Günes Duru: We have very important data for Asikli. I mean, they do not use stone for their houses, they use stone for surrounding walls, and for the public building but not for houses. This is an important key, I think.

Eleni Asouti: I just want to point to another characteristic of mud brick as a raw material for building houses. For example, we know from Çatalhöyük that probably no single house stayed unmodified thorough out its lifetime. Modifications, internal modifications and rearrangements were a constant characteristic of architecture and individual building development there. I am not so familiar with the Asikli material, but maybe this emphasis on using mud brick has also such a functional aspect there. Have you considered that? Because mud brick is obviously much more amenable to modifications than I suppose stone.

Marcel Otte: I would like to stress the importance of architectural traditions. Look, for instance, now in places where there are two different communities, like in the Crimea or in Central Asia. You see there that the Russian have their own architecture made of wood, but that the Cossack or the Crimean people build in stone. It is just a question of tradition and values deep inside their minds. It’s not a question of raw materials. Because the way of building is the way also of conceiving the self as a society and towards the others.
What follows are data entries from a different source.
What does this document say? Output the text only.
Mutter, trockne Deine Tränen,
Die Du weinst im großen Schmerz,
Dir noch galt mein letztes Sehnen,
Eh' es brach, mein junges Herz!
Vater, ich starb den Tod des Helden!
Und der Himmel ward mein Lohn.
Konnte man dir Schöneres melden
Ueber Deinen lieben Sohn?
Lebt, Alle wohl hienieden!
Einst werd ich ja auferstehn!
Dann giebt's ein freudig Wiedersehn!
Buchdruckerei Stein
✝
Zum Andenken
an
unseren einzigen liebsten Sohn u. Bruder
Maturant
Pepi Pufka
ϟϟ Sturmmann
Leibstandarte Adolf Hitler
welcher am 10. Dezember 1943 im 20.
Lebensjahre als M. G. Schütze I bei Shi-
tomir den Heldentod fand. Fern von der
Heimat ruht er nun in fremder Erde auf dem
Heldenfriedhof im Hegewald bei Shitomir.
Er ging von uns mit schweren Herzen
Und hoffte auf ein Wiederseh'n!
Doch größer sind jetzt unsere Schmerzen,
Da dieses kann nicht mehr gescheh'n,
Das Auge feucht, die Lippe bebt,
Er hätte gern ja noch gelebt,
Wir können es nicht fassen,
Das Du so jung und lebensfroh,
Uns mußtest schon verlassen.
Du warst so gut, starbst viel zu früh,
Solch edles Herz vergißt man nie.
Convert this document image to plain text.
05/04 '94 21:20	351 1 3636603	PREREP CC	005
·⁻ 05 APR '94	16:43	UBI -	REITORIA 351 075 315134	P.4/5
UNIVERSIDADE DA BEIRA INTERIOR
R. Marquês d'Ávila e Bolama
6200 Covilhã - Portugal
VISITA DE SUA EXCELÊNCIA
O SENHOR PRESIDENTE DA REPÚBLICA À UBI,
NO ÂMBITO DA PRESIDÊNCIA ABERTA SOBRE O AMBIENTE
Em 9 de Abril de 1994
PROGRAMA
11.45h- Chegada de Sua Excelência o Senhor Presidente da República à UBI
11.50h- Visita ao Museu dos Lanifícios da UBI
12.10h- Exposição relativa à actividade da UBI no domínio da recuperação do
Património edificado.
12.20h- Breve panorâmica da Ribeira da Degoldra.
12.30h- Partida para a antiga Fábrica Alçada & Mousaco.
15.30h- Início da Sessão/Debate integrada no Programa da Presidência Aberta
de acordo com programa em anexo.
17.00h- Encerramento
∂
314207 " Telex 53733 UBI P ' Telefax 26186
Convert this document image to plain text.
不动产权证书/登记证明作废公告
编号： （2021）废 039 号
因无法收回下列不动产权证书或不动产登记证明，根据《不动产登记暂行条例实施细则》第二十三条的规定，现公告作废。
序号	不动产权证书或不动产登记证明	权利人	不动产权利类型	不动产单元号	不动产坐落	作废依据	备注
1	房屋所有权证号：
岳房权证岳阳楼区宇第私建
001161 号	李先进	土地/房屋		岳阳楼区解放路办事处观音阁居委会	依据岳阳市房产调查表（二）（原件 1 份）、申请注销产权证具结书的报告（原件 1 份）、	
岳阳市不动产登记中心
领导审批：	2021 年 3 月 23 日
Bleda Düring: I am interested in this distinction you make between stone buildings and mud-brick buildings. One important thing is that we have to remember that mostly we are looking at the foundations of buildings only. I am not sure for Asikli, but I know from Kösk Höyük and Hacilar and Kuruçay a bit further to the west, where you have stone foundations with mud-brick superstructures. And in that sense, I don’t think there is any difference between how long the buildings lasted. Because they were not entirely built of stone. What we do see is that sites with mud brick only –, that the buildings are always founded on top of their predecessors. So from a purely functionalist perspective, they don’t really need any stone foundation. They have this continuity. And I am wondering whether we can we make a distinction between sites where buildings are built in a different place than the predecessors, where they use stone foundations; and sites on the other hand where they always built houses on top of each other, where they use mud brick.